To cash in on consumers’ willingness to pay higher prices for green products, several companies are promoting conventional products as green by highlighting a few green attributes. Researchers at Drexel University looked at how consumers perceive such attempts and whether they are effective in convincing consumers to pay more for products that aren’t comprehensively green.
Doctoral candidates Jeonggyu Lee and Siddharth Bhatt together with Rajneesh Suri, PhD, vice dean for research and professor of marketing in Drexel’s LeBow College of Business, found that consumers are more likely to pay a higher price for a truly green product, but they will not for greenwashed items—those with only a few green attributes, such as:
- Coca-Cola Life that promotes its “green” cans by replacing some of the sugar in their signature beverage with stevia (a natural ingredient), but the rest of the ingredients are unaltered.
- Dasani that sells water in a “Plant Bottle” which is a plastic bottle made with only 30 percent plant-based materials. Aquafina also has an “Eco-Fina Bottle” that is made with 50 percent less plastic.
- Huggies sells “pure and natural” diapers that are made from organic cotton but only for the exterior shell. The interior of the diaper isn’t any different from the other non-organic diapers.
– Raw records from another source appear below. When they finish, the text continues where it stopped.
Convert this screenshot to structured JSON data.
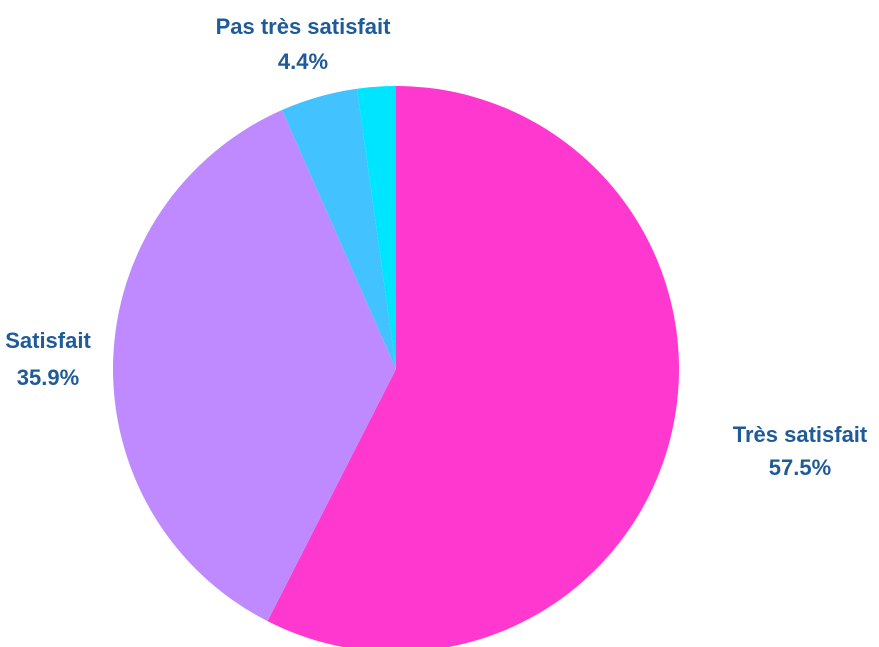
{
  "chart_data": {
    "type": "pie",
    "categories": [
      "Très satisfait",
      "Satisfait",
      "Pas très satisfait",
      null
    ],
    "values": [
      57.5,
      35.9,
      4.4,
      2.2
    ],
    "value_labels": [
      "57.5%",
      "35.9%",
      "4.4%",
      null
    ],
    "colors": [
      "#ff38d0",
      "#bf8aff",
      "#42c3ff",
      "#00e5ff"
    ]
  }
}
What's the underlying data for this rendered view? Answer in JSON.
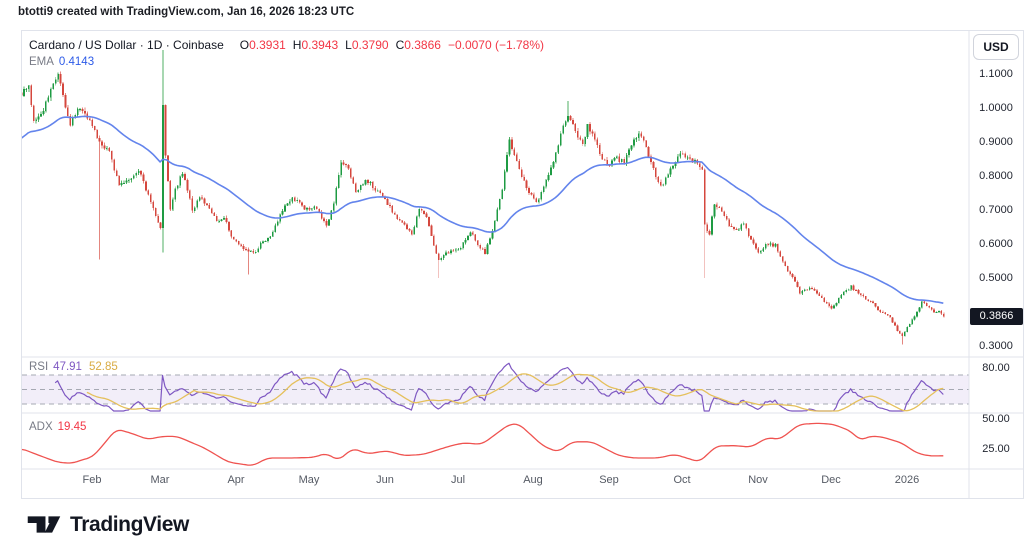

There is a widespread prevalence of greenwashing in industries ranging from soft drinks to electronics, and the list goes on. According to the researchers, when it comes to these types of products, consumers tend to read the ingredients and look at labels more closely before deciding to pay the higher price.
“When an otherwise conventional product is promoted as green, the incongruence between its otherwise high price and only a few green attributes become salient,” said Siddharth. “This heightens consumers’ concerns about the ethicality of the firm, leading them to scrutinize the monetary sacrifice associated with the purchase.”
The research also demonstrates that endowing the product with a few green attributes does not create a green perception for the product. Consumers systematically evaluate the attributes and differentiate between comprehensively green products and their greenwashed counterparts.
The researchers conclude that to take advantage of consumers’ willingness to pay price premiums, marketers must focus on creating products that are bottom up green. “Only comprehensively green products are immune to negative product evaluations and the dire consequences of ethical stereotyping of the company itself,” said Jeonggyu.
Their paper, “When Consumers Penalize Not So Green Products,” is forthcoming in Psychology & Marketing.